Eventually, I decided I needed to get on the bed. (Funny how in hindsight the progression of labor is obvious, but in the moment, it’s all just instincts!) On my knees, with a pile of pillows to lean on, and oh my, this was it. That baby was moving down and the feeling was so intense. The quiet encouragement of sisters and friends grew amplified as it was obvious that I needed to stay engaged and somehow relaxed. And then suddenly I couldn’t kneel like that anymore — I needed to be on my side to rest. (Or to push out a baby. Same thing?!) Without any mental initiation, my body was suddenly bearing down, and the scramble to prepare was on. My water broke, and there suddenly were the long pauses between urges. I remember just thinking, I can’t believe we’re already here. Okay. Let’s do this. A few pushes, and suddenly he was crowning. Another long pause, and I was ready to push — and suddenly, a baby! Oh, best feeling in the world!!! To collapse on a pillow, the marathon of labor over, a baby born! Boy, girl, in that moment I don’t even care. Baby on my chest, being rubbed to a nice pink, their cry greeted by celebrations and exclamations over their health, and me just crying in relief and thankfulness. And then someone called out, “It’s a boy!,” and the room erupted in cheers. I opened my eyes to see my two oldest daughters, weeping with emotion over the arrival of a new life. Two older brothers beamed, thrilled to welcome another boy into our clan. The flurry of movement all around me was a happy blur as I just savored the thoughts: It’s over. I’m done. He’s here.

By 1:30am, friends and sisters were gone, and my parents slipped away, too, after sharing in a prayer of thanksgiving for this miracle we all witnessed and partook of. Ryan tucked little girls into bed — because, yes, the whole family was awake and waiting for Percival’s arrival! Who could really sleep with so much excitement in the air? Two happy sons finally tore themselves away at 2am, and all was quiet. Just me and this new wonder, a son, a person to learn and treasure and love.

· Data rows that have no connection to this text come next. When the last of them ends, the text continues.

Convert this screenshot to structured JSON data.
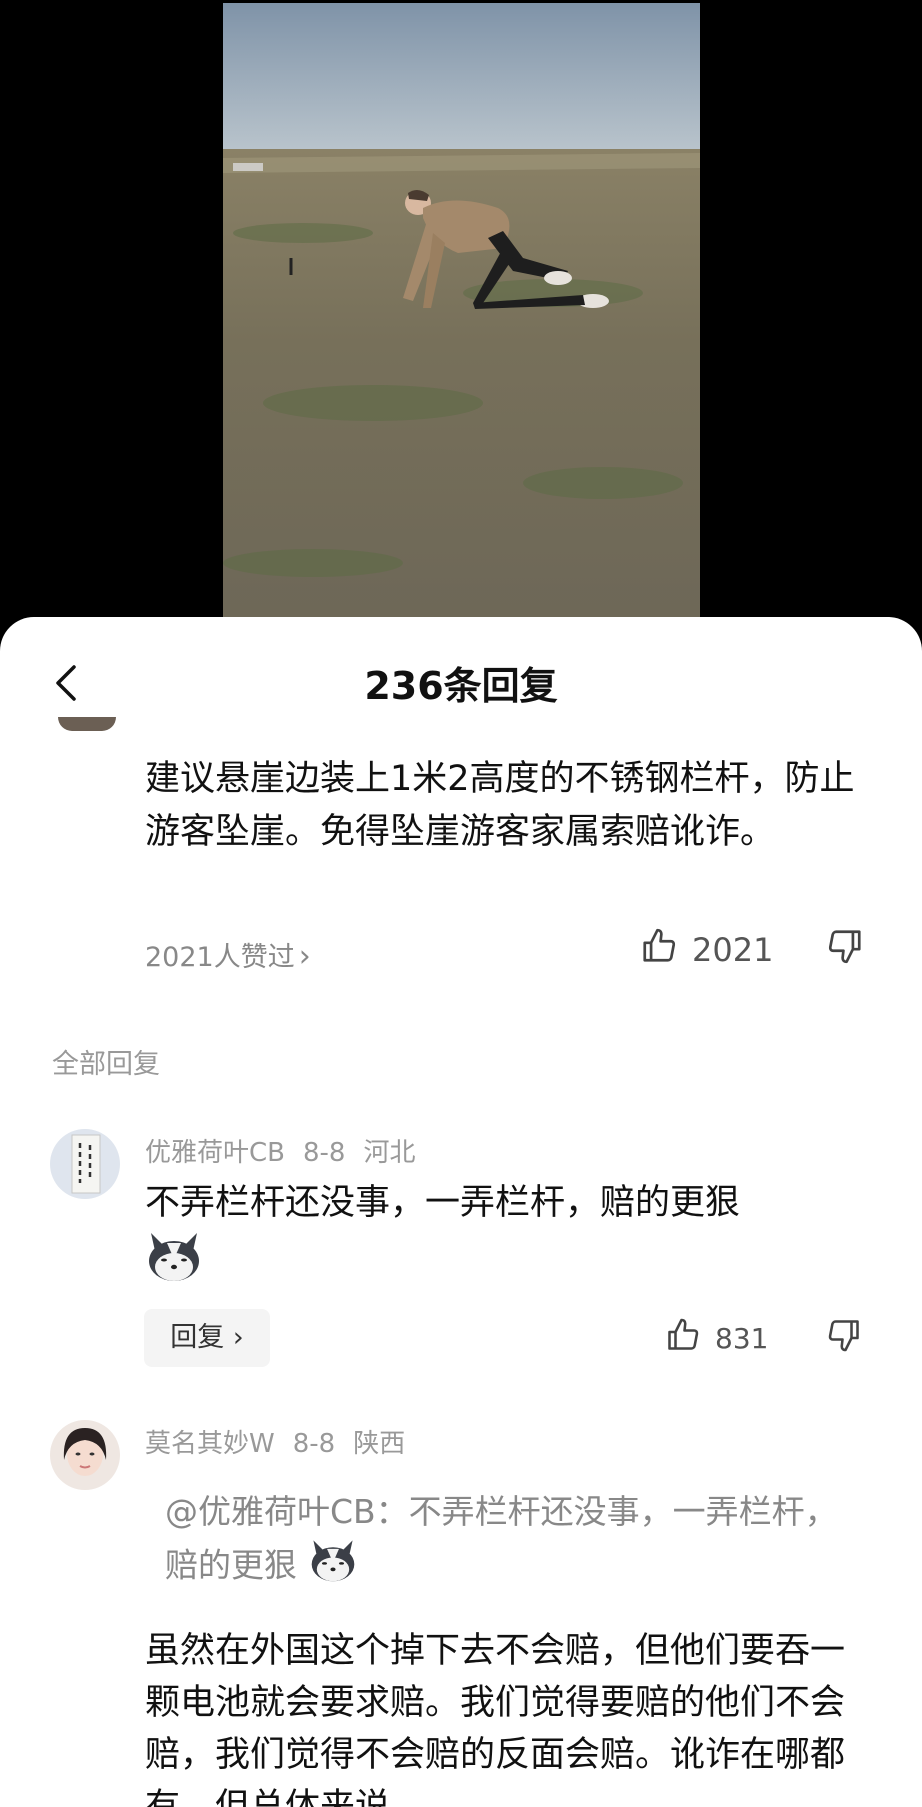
{
  "header": {
    "title": "236条回复"
  },
  "main_comment": {
    "text": "建议悬崖边装上1米2高度的不锈钢栏杆，防止游客坠崖。免得坠崖游客家属索赔讹诈。",
    "liked_by": "2021人赞过",
    "likes": "2021"
  },
  "section_label": "全部回复",
  "replies": [
    {
      "user": "优雅荷叶CB",
      "date": "8-8",
      "location": "河北",
      "text": "不弄栏杆还没事，一弄栏杆，赔的更狠",
      "emoji": "husky-dog-emoji",
      "reply_label": "回复",
      "likes": "831"
    },
    {
      "user": "莫名其妙W",
      "date": "8-8",
      "location": "陕西",
      "quote": "@优雅荷叶CB：不弄栏杆还没事，一弄栏杆，赔的更狠",
      "text": "虽然在外国这个掉下去不会赔，但他们要吞一颗电池就会要求赔。我们觉得要赔的他们不会赔，我们觉得不会赔的反面会赔。讹诈在哪都有，但总体来说"
    }
  ],
  "icons": {
    "back": "chevron-left-icon",
    "like": "thumbs-up-icon",
    "dislike": "thumbs-down-icon",
    "chevron": "chevron-right-icon"
  },
  "colors": {
    "sheet_bg": "#ffffff",
    "muted_text": "#999999",
    "sky": "#8ea0b3",
    "field": "#7a7257"
  }
}
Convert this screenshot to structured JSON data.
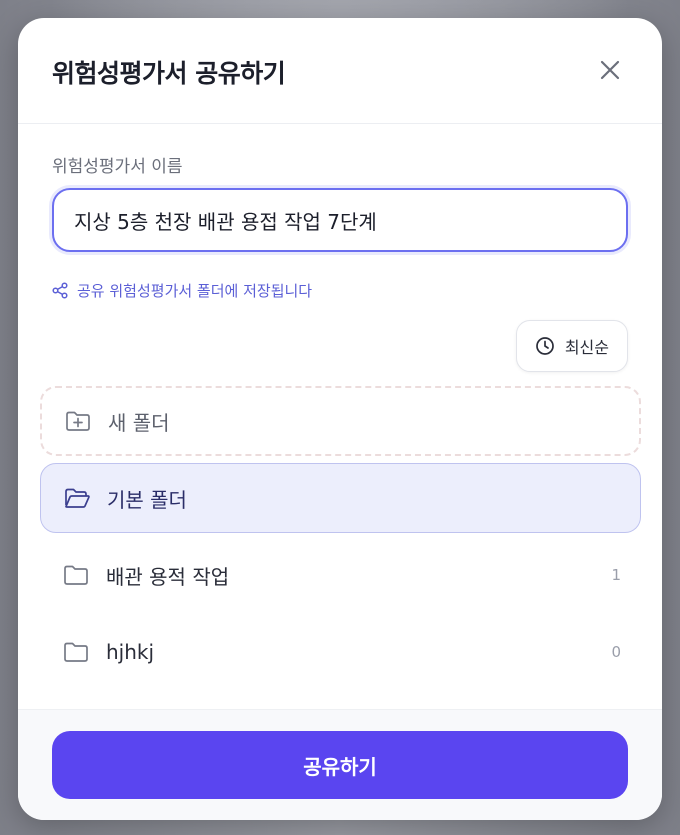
{
  "dialog": {
    "title": "위험성평가서 공유하기"
  },
  "name_field": {
    "label": "위험성평가서 이름",
    "value": "지상 5층 천장 배관 용접 작업 7단계"
  },
  "hint": {
    "text": "공유 위험성평가서 폴더에 저장됩니다"
  },
  "sort": {
    "label": "최신순"
  },
  "new_folder": {
    "label": "새 폴더"
  },
  "folders": [
    {
      "name": "기본 폴더",
      "count": ""
    },
    {
      "name": "배관 용적 작업",
      "count": "1"
    },
    {
      "name": "hjhkj",
      "count": "0"
    }
  ],
  "share_button": {
    "label": "공유하기"
  },
  "colors": {
    "accent": "#5a45f0",
    "selected_bg": "#eceefc",
    "hint": "#5b5fd6"
  },
  "icons": {
    "close": "close-icon",
    "share": "share-nodes-icon",
    "clock": "clock-icon",
    "folder_plus": "folder-plus-icon",
    "folder_open": "folder-open-icon",
    "folder": "folder-icon"
  }
}
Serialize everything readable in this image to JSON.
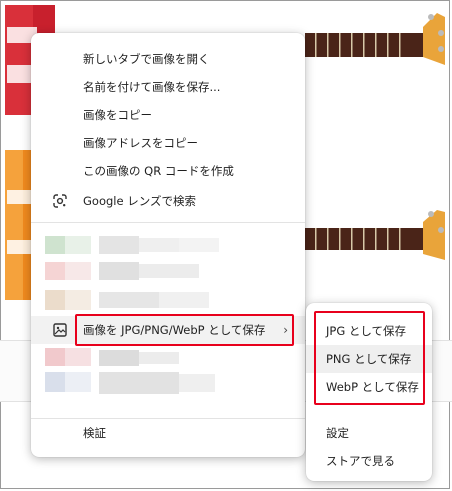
{
  "context_menu": {
    "items": [
      {
        "label": "新しいタブで画像を開く"
      },
      {
        "label": "名前を付けて画像を保存..."
      },
      {
        "label": "画像をコピー"
      },
      {
        "label": "画像アドレスをコピー"
      },
      {
        "label": "この画像の QR コードを作成"
      },
      {
        "label": "Google レンズで検索",
        "icon": "google-lens-icon"
      }
    ],
    "extension_item": {
      "label": "画像を JPG/PNG/WebP として保存",
      "icon": "image-icon",
      "arrow": "›"
    },
    "inspect": {
      "label": "検証"
    }
  },
  "submenu": {
    "items": [
      {
        "label": "JPG として保存"
      },
      {
        "label": "PNG として保存"
      },
      {
        "label": "WebP として保存"
      },
      {
        "label": "設定"
      },
      {
        "label": "ストアで見る"
      }
    ]
  },
  "colors": {
    "highlight": "#e8001c",
    "guitar_red": "#c8202d",
    "guitar_orange": "#f08a1e",
    "fretboard": "#4a2418"
  }
}
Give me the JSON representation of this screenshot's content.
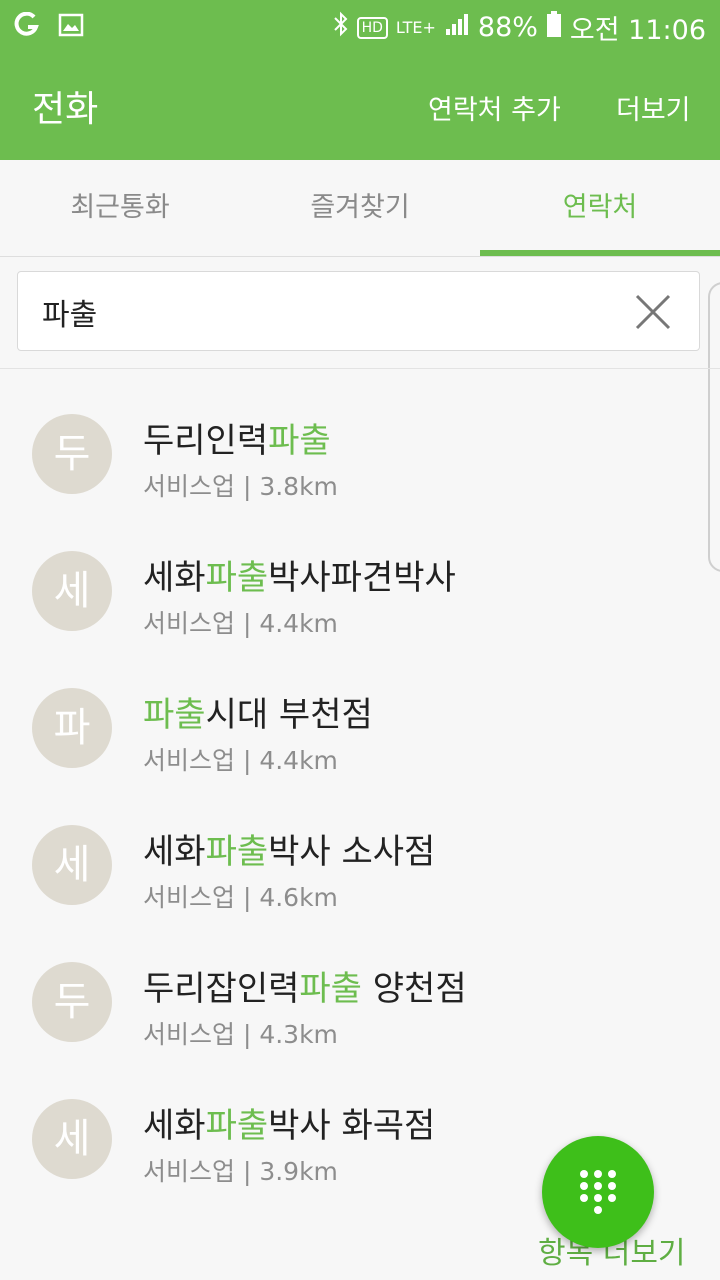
{
  "status": {
    "battery": "88%",
    "time": "오전 11:06",
    "network": "LTE+",
    "hd": "HD"
  },
  "appbar": {
    "title": "전화",
    "add_contact": "연락처 추가",
    "more": "더보기"
  },
  "tabs": [
    {
      "label": "최근통화"
    },
    {
      "label": "즐겨찾기"
    },
    {
      "label": "연락처"
    }
  ],
  "search": {
    "value": "파출"
  },
  "results": [
    {
      "initial": "두",
      "pre": "두리인력",
      "hl": "파출",
      "post": "",
      "category": "서비스업 | 3.8km"
    },
    {
      "initial": "세",
      "pre": "세화",
      "hl": "파출",
      "post": "박사파견박사",
      "category": "서비스업 | 4.4km"
    },
    {
      "initial": "파",
      "pre": "",
      "hl": "파출",
      "post": "시대 부천점",
      "category": "서비스업 | 4.4km"
    },
    {
      "initial": "세",
      "pre": "세화",
      "hl": "파출",
      "post": "박사 소사점",
      "category": "서비스업 | 4.6km"
    },
    {
      "initial": "두",
      "pre": "두리잡인력",
      "hl": "파출",
      "post": " 양천점",
      "category": "서비스업 | 4.3km"
    },
    {
      "initial": "세",
      "pre": "세화",
      "hl": "파출",
      "post": "박사 화곡점",
      "category": "서비스업 | 3.9km"
    }
  ],
  "more_items_label": "항목 더보기",
  "colors": {
    "accent": "#6dbd4f",
    "fab": "#3ebf1a",
    "avatar": "#dedad0"
  }
}
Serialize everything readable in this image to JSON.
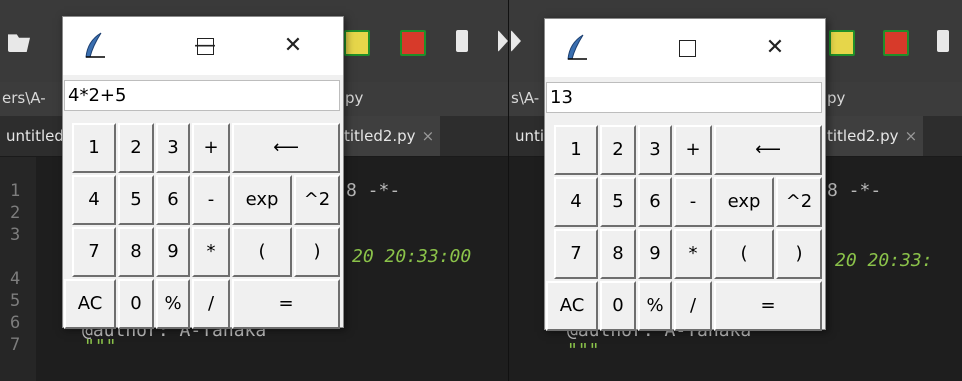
{
  "left_ide": {
    "path_text": "ers\\A-",
    "path_suffix": "py",
    "tabs": [
      {
        "label": "untitled"
      },
      {
        "label": "titled2.py",
        "close": "×"
      }
    ],
    "line_numbers": [
      "1",
      "2",
      "3",
      "4",
      "5",
      "6",
      "7"
    ],
    "code_line1": "8 -*-",
    "code_line3": "20 20:33:00",
    "code_line5": "@author: A-Tanaka",
    "code_line6": "\"\"\""
  },
  "right_ide": {
    "path_text": "s\\A-",
    "path_suffix": "py",
    "tabs": [
      {
        "label": "untitled"
      },
      {
        "label": "titled2.py",
        "close": "×"
      }
    ],
    "code_line1": "8 -*-",
    "code_line3": "20 20:33:",
    "code_line5": "@author: A-Tanaka",
    "code_line6": "\"\"\""
  },
  "calculators": [
    {
      "display_value": "4*2+5",
      "minimize_glyph": "—",
      "maximize_glyph": "□",
      "close_glyph": "✕",
      "keys": {
        "k1": "1",
        "k2": "2",
        "k3": "3",
        "plus": "+",
        "back": "⟵",
        "k4": "4",
        "k5": "5",
        "k6": "6",
        "minus": "-",
        "exp": "exp",
        "pow": "^2",
        "k7": "7",
        "k8": "8",
        "k9": "9",
        "mul": "*",
        "lparen": "(",
        "rparen": ")",
        "ac": "AC",
        "k0": "0",
        "pct": "%",
        "div": "/",
        "eq": "="
      }
    },
    {
      "display_value": "13",
      "minimize_glyph": "—",
      "maximize_glyph": "□",
      "close_glyph": "✕",
      "keys": {
        "k1": "1",
        "k2": "2",
        "k3": "3",
        "plus": "+",
        "back": "⟵",
        "k4": "4",
        "k5": "5",
        "k6": "6",
        "minus": "-",
        "exp": "exp",
        "pow": "^2",
        "k7": "7",
        "k8": "8",
        "k9": "9",
        "mul": "*",
        "lparen": "(",
        "rparen": ")",
        "ac": "AC",
        "k0": "0",
        "pct": "%",
        "div": "/",
        "eq": "="
      }
    }
  ]
}
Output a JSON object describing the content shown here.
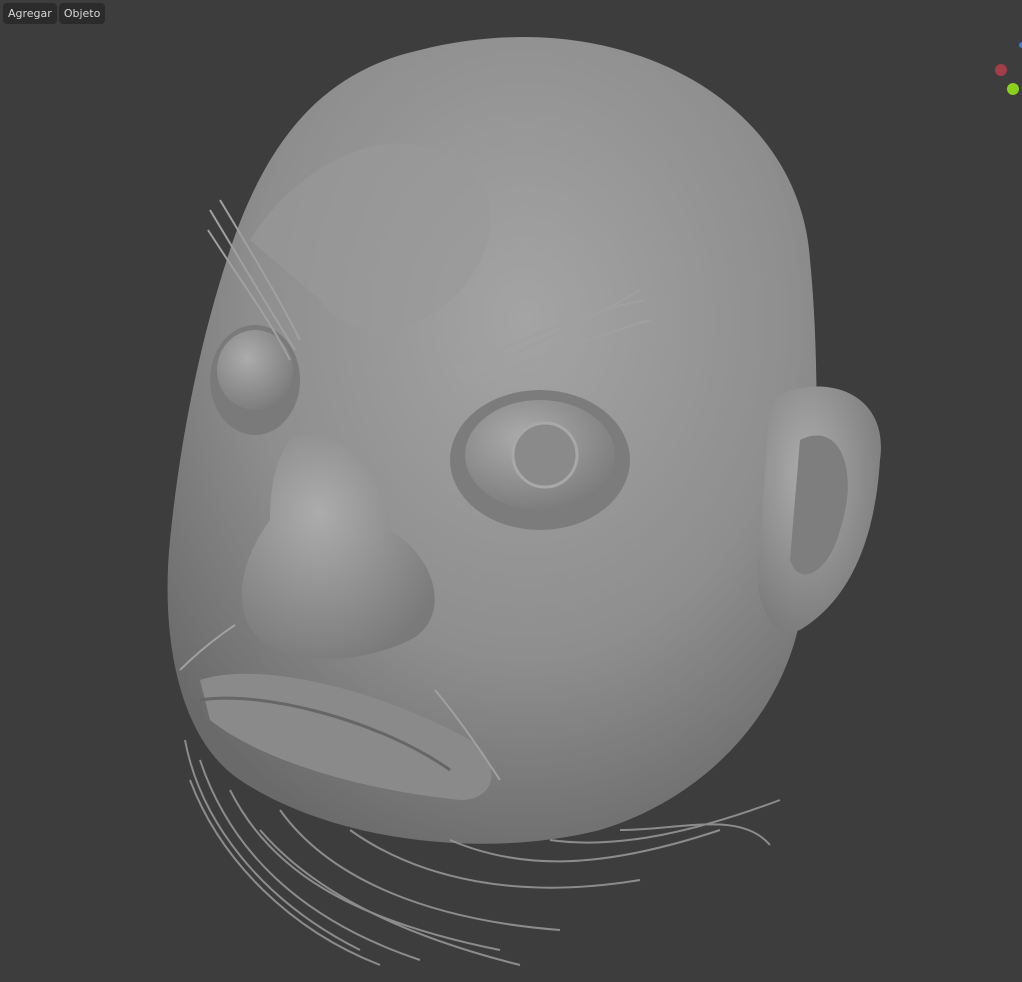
{
  "header_menu": [
    {
      "label": "Agregar"
    },
    {
      "label": "Objeto"
    }
  ],
  "gizmo": {
    "x_axis_color": "#a23d4a",
    "y_axis_color": "#8ad11c",
    "z_axis_color": "#3a7bd5"
  },
  "viewport": {
    "background": "#3d3d3d",
    "object": "sculpted-head"
  }
}
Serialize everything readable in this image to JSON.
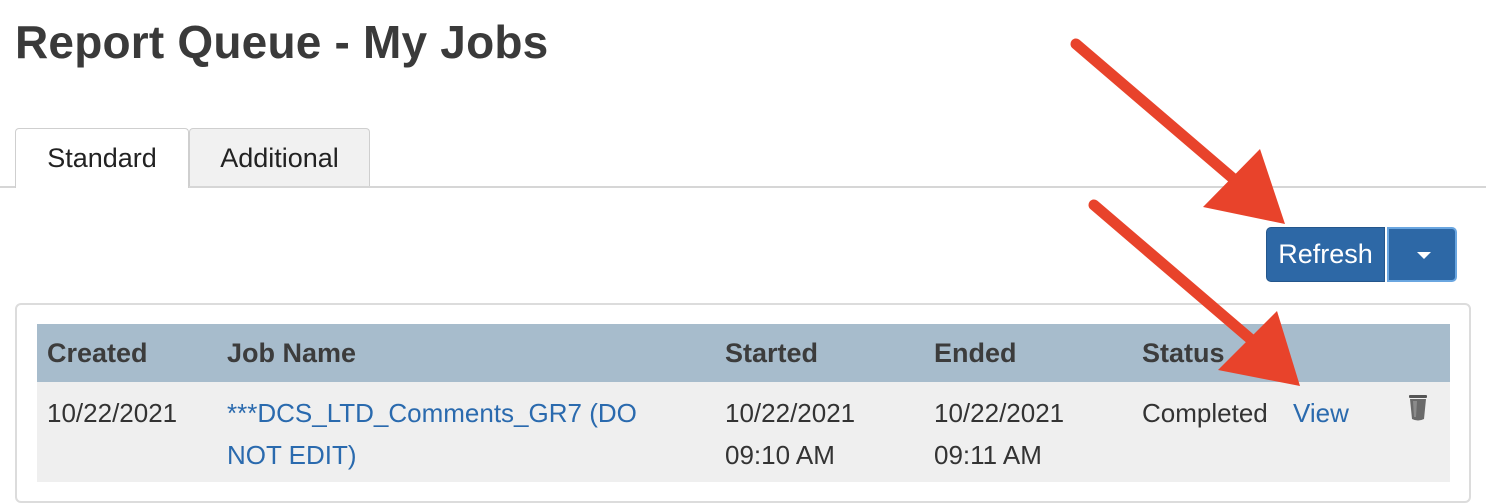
{
  "page": {
    "title": "Report Queue - My Jobs"
  },
  "tabs": [
    {
      "label": "Standard",
      "active": true
    },
    {
      "label": "Additional",
      "active": false
    }
  ],
  "toolbar": {
    "refresh_label": "Refresh"
  },
  "table": {
    "headers": [
      "Created",
      "Job Name",
      "Started",
      "Ended",
      "Status"
    ],
    "rows": [
      {
        "created": "10/22/2021",
        "job_name_line1": "***DCS_LTD_Comments_GR7 (DO",
        "job_name_line2": "NOT EDIT)",
        "started_line1": "10/22/2021",
        "started_line2": "09:10 AM",
        "ended_line1": "10/22/2021",
        "ended_line2": "09:11 AM",
        "status": "Completed",
        "view_label": "View"
      }
    ]
  },
  "colors": {
    "header_bg": "#a7bccc",
    "button_bg": "#2d68a6",
    "link": "#2a6aae",
    "annotation_arrow": "#e8432b"
  },
  "icons": {
    "dropdown": "caret-down-icon",
    "delete": "trash-icon"
  }
}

In the two weeks that have passed, my older children have blessed me beyond what I can say with their cheerful willingness to keep things running, caring for one another and for me. Countless loads of laundry, hours of managing a spitfire of a toddler, school and chores, meals, refilling my water endlessly, and all without a trace of complaint. I spent several days in bed, the longest respite I’ve ever taken after a baby’s birth, and all because they are so wonderful. Many times I was visited by a sibling, eager to check on me and hoping to sneak in a snuggle with the new baby they’re all so in love with. Sitting on the bed together, gazing at Percival’s sweet sleeping face, talking quietly — these are all memories I’m tucking away. So many treasured moments, so much grace, so much peace — and I have done this enough times to know those things are gifts to be noted and enjoyed!

And of course, two weeks of Percival. Two weeks of timeless days, waking with him, hoping to sleep with him whenever I can, bundling him tight in swaddles, taking too many pictures, letting the kids hold him and the whole time just wanting to take him back. The first time I let him sleep alone for two hours, and I busied myself with dinner prep and tidying and such, I told Ryan I deserved a prize: I didn’t even cry. Because yes, I cry every time I’m separated from a new baby.

These newborn days find us mamas to be soft, sensitive, tender, raw in so many ways. There are mountain tops and valleys — and both of those places can be prompted by the most ridiculous and small things. Toe-curling pain of a babe learning a good latch, heavenly bliss of soft cheek and delicate fingers to kiss. The wrong pants going through the dryer and the toddler testing every command, the soul-satisfaction of all of our babes gathered for a family movie night. Seven times later, a decade and a half of perspective under my belt, I take it all a bit slower and lean hard into grace.

These are but a few of my thoughts from the past two weeks. Mostly, my thoughts have been of how thankful I am for a strong and God-fearing husband, for children who have chosen honor and servanthood, for a healthy beautiful baby, and for the faithful nearness of God.